Produced by: Manoj Kumar
Long-held beliefs about the order of life’s building blocks are being challenged by a study in the Proceedings of the National Academy of Sciences. Researchers now suggest a more complex and nonlinear process.
Scientists from the University of Arizona argue that amino acids, the building blocks of proteins, may not have emerged in the clear sequence previously believed, reshaping our understanding of early evolution.
Focus on amino acids may have overshadowed critical precursors like RNA and peptides, which likely played a pivotal role in the transition from non-living chemistry to life, researchers assert.
Using advanced software and National Center for Biotechnology Information data, researchers mapped protein domain evolution, finding unexpected patterns in how amino acids emerged over time.
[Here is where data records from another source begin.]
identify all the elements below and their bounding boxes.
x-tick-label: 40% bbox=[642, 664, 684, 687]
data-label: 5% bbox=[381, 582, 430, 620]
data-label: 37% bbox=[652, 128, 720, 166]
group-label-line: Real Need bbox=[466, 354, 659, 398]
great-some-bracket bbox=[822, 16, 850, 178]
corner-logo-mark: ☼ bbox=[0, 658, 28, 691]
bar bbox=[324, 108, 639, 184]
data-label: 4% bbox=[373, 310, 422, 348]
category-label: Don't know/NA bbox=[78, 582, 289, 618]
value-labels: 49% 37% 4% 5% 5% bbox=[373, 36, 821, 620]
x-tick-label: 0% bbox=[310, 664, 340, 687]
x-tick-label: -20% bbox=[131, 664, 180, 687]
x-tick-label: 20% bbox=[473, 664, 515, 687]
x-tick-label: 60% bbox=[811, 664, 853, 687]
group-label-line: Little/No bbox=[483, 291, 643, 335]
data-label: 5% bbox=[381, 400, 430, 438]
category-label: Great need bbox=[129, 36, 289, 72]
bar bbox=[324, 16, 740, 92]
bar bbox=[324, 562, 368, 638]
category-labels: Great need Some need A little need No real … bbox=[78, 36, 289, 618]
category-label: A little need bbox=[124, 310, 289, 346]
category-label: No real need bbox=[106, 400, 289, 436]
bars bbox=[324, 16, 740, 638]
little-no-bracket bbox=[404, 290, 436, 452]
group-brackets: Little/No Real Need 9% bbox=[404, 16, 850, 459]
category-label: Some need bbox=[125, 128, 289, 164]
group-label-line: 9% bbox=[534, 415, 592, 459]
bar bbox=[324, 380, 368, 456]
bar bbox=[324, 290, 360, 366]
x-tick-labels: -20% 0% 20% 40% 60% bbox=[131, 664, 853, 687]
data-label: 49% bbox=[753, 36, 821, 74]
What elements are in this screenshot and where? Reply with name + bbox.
Tryptophan, once thought to be the last amino acid added to the genetic code, was found more common in early life forms, suggesting a non-linear and more intricate evolutionary process.
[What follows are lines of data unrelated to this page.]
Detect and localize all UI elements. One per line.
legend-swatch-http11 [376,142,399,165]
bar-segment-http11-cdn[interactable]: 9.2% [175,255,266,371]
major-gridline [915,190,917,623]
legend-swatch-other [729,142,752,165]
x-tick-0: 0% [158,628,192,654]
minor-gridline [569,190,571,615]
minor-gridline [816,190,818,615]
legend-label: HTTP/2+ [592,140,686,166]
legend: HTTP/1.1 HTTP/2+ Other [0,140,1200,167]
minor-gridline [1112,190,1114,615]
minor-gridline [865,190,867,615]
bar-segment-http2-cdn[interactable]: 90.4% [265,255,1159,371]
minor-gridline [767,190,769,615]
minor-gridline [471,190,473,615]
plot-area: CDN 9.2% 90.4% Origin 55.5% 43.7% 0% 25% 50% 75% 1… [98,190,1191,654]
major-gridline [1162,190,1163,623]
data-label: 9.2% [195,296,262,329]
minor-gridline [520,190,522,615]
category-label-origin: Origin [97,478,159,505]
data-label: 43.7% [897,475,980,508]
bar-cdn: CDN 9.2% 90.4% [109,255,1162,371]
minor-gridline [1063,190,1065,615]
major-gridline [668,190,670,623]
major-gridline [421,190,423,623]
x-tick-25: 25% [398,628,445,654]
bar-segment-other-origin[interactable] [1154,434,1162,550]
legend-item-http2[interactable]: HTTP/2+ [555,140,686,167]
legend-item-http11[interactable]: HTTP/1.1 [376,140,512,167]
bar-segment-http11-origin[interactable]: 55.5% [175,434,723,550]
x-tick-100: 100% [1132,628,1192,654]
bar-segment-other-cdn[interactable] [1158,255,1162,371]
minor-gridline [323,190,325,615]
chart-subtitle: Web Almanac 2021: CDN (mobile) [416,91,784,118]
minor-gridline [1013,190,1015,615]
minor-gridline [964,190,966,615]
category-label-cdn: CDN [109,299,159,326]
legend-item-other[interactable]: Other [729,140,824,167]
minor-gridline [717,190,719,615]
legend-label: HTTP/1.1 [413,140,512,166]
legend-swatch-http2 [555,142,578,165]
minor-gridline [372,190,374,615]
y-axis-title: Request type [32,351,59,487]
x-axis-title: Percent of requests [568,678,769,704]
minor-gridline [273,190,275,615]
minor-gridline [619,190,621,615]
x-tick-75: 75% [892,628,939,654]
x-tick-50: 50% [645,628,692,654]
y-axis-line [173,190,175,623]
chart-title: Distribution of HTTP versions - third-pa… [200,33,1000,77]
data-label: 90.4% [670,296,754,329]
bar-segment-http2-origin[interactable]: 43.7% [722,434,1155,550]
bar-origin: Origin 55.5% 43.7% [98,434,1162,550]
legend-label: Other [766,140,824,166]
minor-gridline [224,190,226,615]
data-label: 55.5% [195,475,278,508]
Early life may have used multiple genetic "codes" simultaneously, relying on non-standard amino acids likely formed in environments like alkaline hydrothermal vents, a key to understanding life’s beginnings.
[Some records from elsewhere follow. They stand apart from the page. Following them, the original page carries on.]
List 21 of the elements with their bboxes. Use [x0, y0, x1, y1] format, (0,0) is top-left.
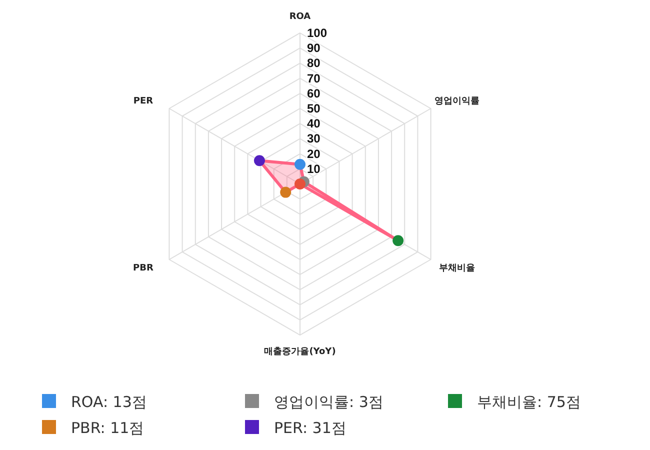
text: ROA: 13점: [71, 393, 147, 411]
spoke-label: ROA: [289, 12, 311, 22]
y-tick-label: 40: [307, 116, 321, 131]
y-tick-label: 20: [307, 146, 321, 161]
y-tick-label: 100: [307, 26, 328, 40]
text: PBR: 11점: [71, 419, 144, 437]
spoke-label: PER: [133, 96, 154, 106]
spoke-label: 영업이익률: [434, 96, 480, 106]
spoke-label: 부채비율: [438, 264, 475, 274]
y-tick-label: 90: [307, 41, 321, 56]
y-tick-label: 50: [307, 102, 321, 116]
y-tick-label: 10: [307, 162, 321, 176]
y-tick-label: 60: [307, 86, 321, 100]
text: 영업이익률: 3점: [274, 393, 384, 411]
y-tick-label: 30: [307, 132, 321, 146]
spoke-label: PBR: [133, 264, 154, 274]
y-tick-label: 70: [307, 71, 321, 86]
text: 부채비율: 75점: [477, 393, 581, 411]
spoke-label: 매출증가율(YoY): [264, 346, 336, 357]
text: PER: 31점: [274, 419, 346, 437]
y-tick-label: 80: [307, 56, 321, 70]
Amino acids may have originated from various regions of early Earth, challenging the assumption that their abundance dictated their order in the genetic code, according to lead author Sawsan Wehbi.
Wehbi compares early amino acid chains to "wheels that existed long before cars," highlighting how these molecules weren’t specific to organisms but foundational to life.
This breakthrough not only reframes life’s origins on Earth but also guides the search for life elsewhere, offering clues about how life might arise in different environments across the universe.